O papel do parceiro merece destaque especial. A parentalidade compartilhada, em que os cuidados com o bebê e a casa são divididos de forma equilibrada, e não delegados quase inteiramente à mãe, é fundamental para o bem-estar dela e para a saúde da família. O cuidado não é "ajuda" que o parceiro presta à mãe, mas responsabilidade compartilhada de ambos. Dividir as tarefas, inclusive a "carga mental" de gerenciar e lembrar de tudo, é uma questão de justiça e de saúde. Casais que compartilham de forma equilibrada tendem a viver a parentalidade de forma mais leve.

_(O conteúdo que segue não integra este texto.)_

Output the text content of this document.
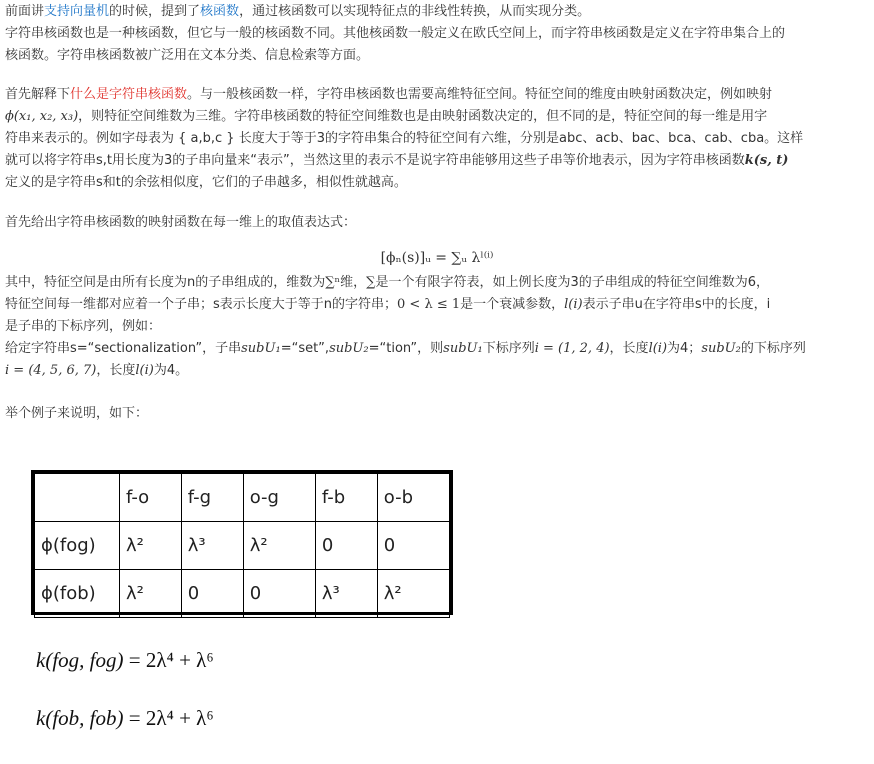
前面讲支持向量机的时候，提到了核函数，通过核函数可以实现特征点的非线性转换，从而实现分类。
字符串核函数也是一种核函数，但它与一般的核函数不同。其他核函数一般定义在欧氏空间上，而字符串核函数是定义在字符串集合上的
核函数。字符串核函数被广泛用在文本分类、信息检索等方面。

首先解释下什么是字符串核函数。与一般核函数一样，字符串核函数也需要高维特征空间。特征空间的维度由映射函数决定，例如映射
ϕ(x₁, x₂, x₃)，则特征空间维数为三维。字符串核函数的特征空间维数也是由映射函数决定的，但不同的是，特征空间的每一维是用字
符串来表示的。例如字母表为 { a,b,c } 长度大于等于3的字符串集合的特征空间有六维，分别是abc、acb、bac、bca、cab、cba。这样
就可以将字符串s,t用长度为3的子串向量来“表示”，当然这里的表示不是说字符串能够用这些子串等价地表示，因为字符串核函数k(s, t)
定义的是字符串s和t的余弦相似度，它们的子串越多，相似性就越高。

首先给出字符串核函数的映射函数在每一维上的取值表达式：

[ϕₙ(s)]ᵤ = ∑ᵤ λˡ⁽ⁱ⁾

其中，特征空间是由所有长度为n的子串组成的，维数为∑ⁿ维，∑是一个有限字符表，如上例长度为3的子串组成的特征空间维数为6，
特征空间每一维都对应着一个子串；s表示长度大于等于n的字符串；0 < λ ≤ 1是一个衰减参数，l(i)表示子串u在字符串s中的长度，i
是子串的下标序列，例如：
给定字符串s=“sectionalization”，子串subU₁=“set”,subU₂=“tion”，则subU₁下标序列i = (1, 2, 4)，长度l(i)为4；subU₂的下标序列
i = (4, 5, 6, 7)，长度l(i)为4。

举个例子来说明，如下：

	f-o	f-g	o-g	f-b	o-b
ϕ(fog)	λ²	λ³	λ²	0	0
ϕ(fob)	λ²	0	0	λ³	λ²
k(fog, fog) = 2λ⁴ + λ⁶
k(fob, fob) = 2λ⁴ + λ⁶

Quando a rede de apoio familiar e de amigos é limitada, seja por distância, por circunstâncias, ou por outros motivos, é possível e importante buscar outras formas de apoio. Grupos de mães, presenciais ou online, oferecem troca, acolhimento e a sensação de não estar sozinha. Serviços profissionais, quando acessíveis, podem complementar o apoio. Comunidades, instituições e redes de solidariedade também podem ser recursos. Construir ativamente uma rede, mesmo quando ela não vem pronta, é um cuidado importante. E, para mães que criam sozinhas, essa construção de apoio é ainda mais essencial.
A ausência de rede de apoio é um fator de risco para a sobrecarga, o esgotamento e o sofrimento emocional da mãe. O isolamento e a sobrecarga estão associados a maior vulnerabilidade emocional no pós-parto e na maternidade. Por isso, cuidar da rede de apoio não é apenas uma conveniência, mas uma medida de proteção à saúde mental materna e ao bem-estar da família. Investir em conexões e em apoio é investir na saúde de todos.
É importante também que a sociedade como um todo reconheça a importância do apoio às mães e às famílias. Políticas, ambientes de trabalho, comunidades e culturas que valorizam e amparam a maternidade contribuem para o bem-estar das mães e das crianças. A responsabilidade de sustentar a maternidade não deveria recair apenas sobre a mulher individualmente, mas ser compartilhada de forma mais ampla. Enquanto essa dimensão coletiva avança, cada família pode fortalecer as suas próprias redes possíveis.
Em conclusão, a rede de apoio é essencial na maternidade, e não maternar sozinha é uma necessidade, não um luxo. Reconhecer que precisamos de apoio, construir e cultivar as redes possíveis, pedir e aceitar ajuda sem culpa, contar com a parentalidade compartilhada, e buscar apoio quando a rede é limitada são atitudes que protegem a saúde e o bem-estar da mãe e de toda a família. Lembre-se da sabedoria da aldeia: cuidar de uma criança é uma tarefa que se sustenta melhor no coletivo. Você não precisa, e não deve, dar conda de tudo sozinha. Aceitar e buscar apoio é um dos maiores cuidados que você pode ter consigo e com o seu bebê.
Este conteúdo é reflexivo e informativo. Se você se sente isolada ou sobrecarregada na maternidade, buscar apoio, inclusive profissional, é um passo importante de cuidado.